The call establishment process in asynchronous transfer mode (ATM) networks can constitute a source of overload in the switches of the network. The purpose of this paper is to use analytic modeling and simulation to investigate this effect. The call establishment overload can be particularly significant when the network will contain a relatively large number of switches, due to the inaccuracy of the information available to the switch accepting or rejecting the call, and because of the multiple paths which need to be assessed and then utilized to establish the call. We simulate the call set-up phase of an ATM connection, including path selection, bandwidth reservation and call rejection, and simulate the flow of call establishment messages to estimate by simulation and analytically the queue lengths of call establishment processing at the input, output and intermediate switches. Average usage of bandwidth at the links, and the probability that a call request is rejected due to insufficient capacity at some link, are measured via simulation and also predicted using an analytical model. Simulation results show that if bandwidth is not reserved at input nodes, very large queues of call establishment jobs can build up in the switches of the network.

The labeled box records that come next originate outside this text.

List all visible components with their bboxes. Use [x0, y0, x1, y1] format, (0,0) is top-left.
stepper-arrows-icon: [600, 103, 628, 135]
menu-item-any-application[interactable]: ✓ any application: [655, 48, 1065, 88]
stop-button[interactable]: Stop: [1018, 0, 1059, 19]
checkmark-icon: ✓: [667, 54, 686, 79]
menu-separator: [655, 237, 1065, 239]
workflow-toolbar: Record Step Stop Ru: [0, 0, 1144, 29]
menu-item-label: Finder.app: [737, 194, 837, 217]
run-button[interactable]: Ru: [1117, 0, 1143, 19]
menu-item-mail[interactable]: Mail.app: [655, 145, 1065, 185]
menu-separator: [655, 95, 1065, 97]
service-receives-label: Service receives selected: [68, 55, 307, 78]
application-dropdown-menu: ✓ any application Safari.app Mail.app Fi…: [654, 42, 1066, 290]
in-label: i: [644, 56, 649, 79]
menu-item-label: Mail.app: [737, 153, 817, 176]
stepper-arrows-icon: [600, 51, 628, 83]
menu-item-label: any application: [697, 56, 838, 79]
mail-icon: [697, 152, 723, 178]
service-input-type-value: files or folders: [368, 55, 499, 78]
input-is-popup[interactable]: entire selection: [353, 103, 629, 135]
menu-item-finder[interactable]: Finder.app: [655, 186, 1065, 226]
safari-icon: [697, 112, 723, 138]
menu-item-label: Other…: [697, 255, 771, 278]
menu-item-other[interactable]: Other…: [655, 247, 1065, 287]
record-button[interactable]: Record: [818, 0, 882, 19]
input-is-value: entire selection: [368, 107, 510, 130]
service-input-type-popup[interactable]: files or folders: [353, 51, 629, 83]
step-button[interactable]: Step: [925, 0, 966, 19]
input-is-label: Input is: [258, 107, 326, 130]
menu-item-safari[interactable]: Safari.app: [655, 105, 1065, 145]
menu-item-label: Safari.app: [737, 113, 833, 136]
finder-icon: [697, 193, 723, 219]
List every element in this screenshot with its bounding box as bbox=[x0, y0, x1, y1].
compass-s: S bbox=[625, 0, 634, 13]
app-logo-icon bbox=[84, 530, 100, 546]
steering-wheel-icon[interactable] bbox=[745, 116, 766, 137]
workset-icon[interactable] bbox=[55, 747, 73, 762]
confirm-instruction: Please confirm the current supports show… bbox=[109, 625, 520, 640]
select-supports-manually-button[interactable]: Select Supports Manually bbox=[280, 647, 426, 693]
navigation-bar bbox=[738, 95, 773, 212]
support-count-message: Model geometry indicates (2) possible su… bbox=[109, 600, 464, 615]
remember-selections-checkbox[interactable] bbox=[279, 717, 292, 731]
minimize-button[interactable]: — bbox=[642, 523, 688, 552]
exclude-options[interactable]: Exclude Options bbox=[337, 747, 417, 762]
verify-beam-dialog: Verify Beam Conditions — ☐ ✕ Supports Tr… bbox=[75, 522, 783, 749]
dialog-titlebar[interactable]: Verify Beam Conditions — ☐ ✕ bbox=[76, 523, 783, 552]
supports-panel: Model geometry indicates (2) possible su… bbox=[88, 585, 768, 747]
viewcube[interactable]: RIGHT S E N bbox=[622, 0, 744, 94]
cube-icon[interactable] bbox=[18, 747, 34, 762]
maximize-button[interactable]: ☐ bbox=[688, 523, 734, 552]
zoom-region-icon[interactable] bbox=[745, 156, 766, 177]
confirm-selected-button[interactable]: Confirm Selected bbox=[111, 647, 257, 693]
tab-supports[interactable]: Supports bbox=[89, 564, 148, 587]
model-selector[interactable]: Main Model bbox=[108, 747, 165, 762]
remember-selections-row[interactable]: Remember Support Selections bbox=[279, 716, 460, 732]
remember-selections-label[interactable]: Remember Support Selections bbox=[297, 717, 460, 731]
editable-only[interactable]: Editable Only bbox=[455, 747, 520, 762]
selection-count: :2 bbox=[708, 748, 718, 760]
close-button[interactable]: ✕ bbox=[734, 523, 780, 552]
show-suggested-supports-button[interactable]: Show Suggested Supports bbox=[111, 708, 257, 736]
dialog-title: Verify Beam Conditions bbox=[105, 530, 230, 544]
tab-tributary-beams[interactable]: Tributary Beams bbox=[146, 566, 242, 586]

A simplified analytical model is derived to estimate the queue lengths of call establishment jobs at each node of the network when advanced reservation with perfect information is implemented. Simulation results are compared to approximate model predictions for each individual switching node in a 100-node (switch) ATM network model. It is shown that the analytical model dealing with a large ATM network can qualitatively predict the locations of queue build-up of jobs for call establishment processing, with accurate queue length predictions for being made in the case of light traffic load. The analytical model provides a lower bound to queue lengths, and remains within the same order of magnitude when the call request traffic is high.